Their response: “It is the connection to the ERP system.” Slightly perplexed, you reply with: “But your ERP system is on the IT network, right? And the IT network has Internet access? So your critical OT system is connected to the internet?” It doesn’t end there…
I hope that you spotted the issue here. Openly accessible networks or poorly configured architectures can leave companies open to a myriad of issues, both accidental and malicious, either of which can create operational, legal and safety nightmares. You only need to look at the impact high-profile malware attacks have on people, companies and even utility providers to see that this is a massive problem.
Connectivity is vital to success. Companies need to be able to access raw production data and turn it into useful information to drive decisions. And to do this they need smart technologies that can help them better understand their operations, enforce workflows, optimise asset utilisation and improve collaboration.
You can do all of this and more in a Connected Enterprise, but first you need a modern, secure and reliable information infrastructure to connect the assets, people and information that make up your business. If your network is poorly designed or unsecure, all these operational gains can come crashing down with even a simple low-tech malware attack or data breach.
Smart industrial devices coupled to robust and secure OT networks often fall outside of the comfort zone of traditional IT managers, so you should consider vendors that can deliver both OT and IT experience. There are plenty with experience in IT, and a fair few with OT knowledge, but experience with both is thin on the ground, so you need to make an incredibly objective decision.

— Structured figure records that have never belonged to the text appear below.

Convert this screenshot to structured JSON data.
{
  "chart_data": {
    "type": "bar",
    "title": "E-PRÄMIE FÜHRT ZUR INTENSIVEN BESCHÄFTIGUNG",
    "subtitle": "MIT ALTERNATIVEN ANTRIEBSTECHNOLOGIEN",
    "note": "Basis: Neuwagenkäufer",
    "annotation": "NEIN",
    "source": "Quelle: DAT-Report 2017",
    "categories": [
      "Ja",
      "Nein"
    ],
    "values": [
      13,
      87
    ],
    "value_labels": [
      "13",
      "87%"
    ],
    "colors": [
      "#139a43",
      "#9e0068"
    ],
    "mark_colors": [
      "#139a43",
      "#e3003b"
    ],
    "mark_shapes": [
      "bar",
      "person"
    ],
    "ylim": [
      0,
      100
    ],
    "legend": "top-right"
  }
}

Let’s take you to a different plant now. The plant manager tells you that the plant is safe: there’s no Wi-Fi, no USB, and the wired network is only internal with no connection to the internet. But what happens when they need to retrieve a patch from the internet? How could they do it with no connection to the outside world? Well the maintenance technician takes out a mobile phone, opens a hotspot and connects a PC to download the file via a 4G network.
The problem is that people make mistakes, and they will often look for ways to make their lives easier.
In the vast majority of scenarios, they make these mistakes without a hint of malice in their actions. But even the simplest shortcuts can have far reaching consequences, and it is the simple things that often go ungoverned. Only a holistic approach to security and network design can help address these issues, along with major educational initiatives to explain the dos and don’ts of network usage.
I wanted this to be a nice blog, one that would make you smile and put a spring in your step, but sometimes serious stories are the best way to share a message. If I have got you thinking about your network design, or the inventiveness of the team down on the shop floor who always seems to find interesting ways to “fix” software, then my work is partly done.
The work following this is certainly not a walk in the park, but with the right team on board you can turn a three to five year network upgrade project into an effort of just 18 months. Trust me, we’ve done just that!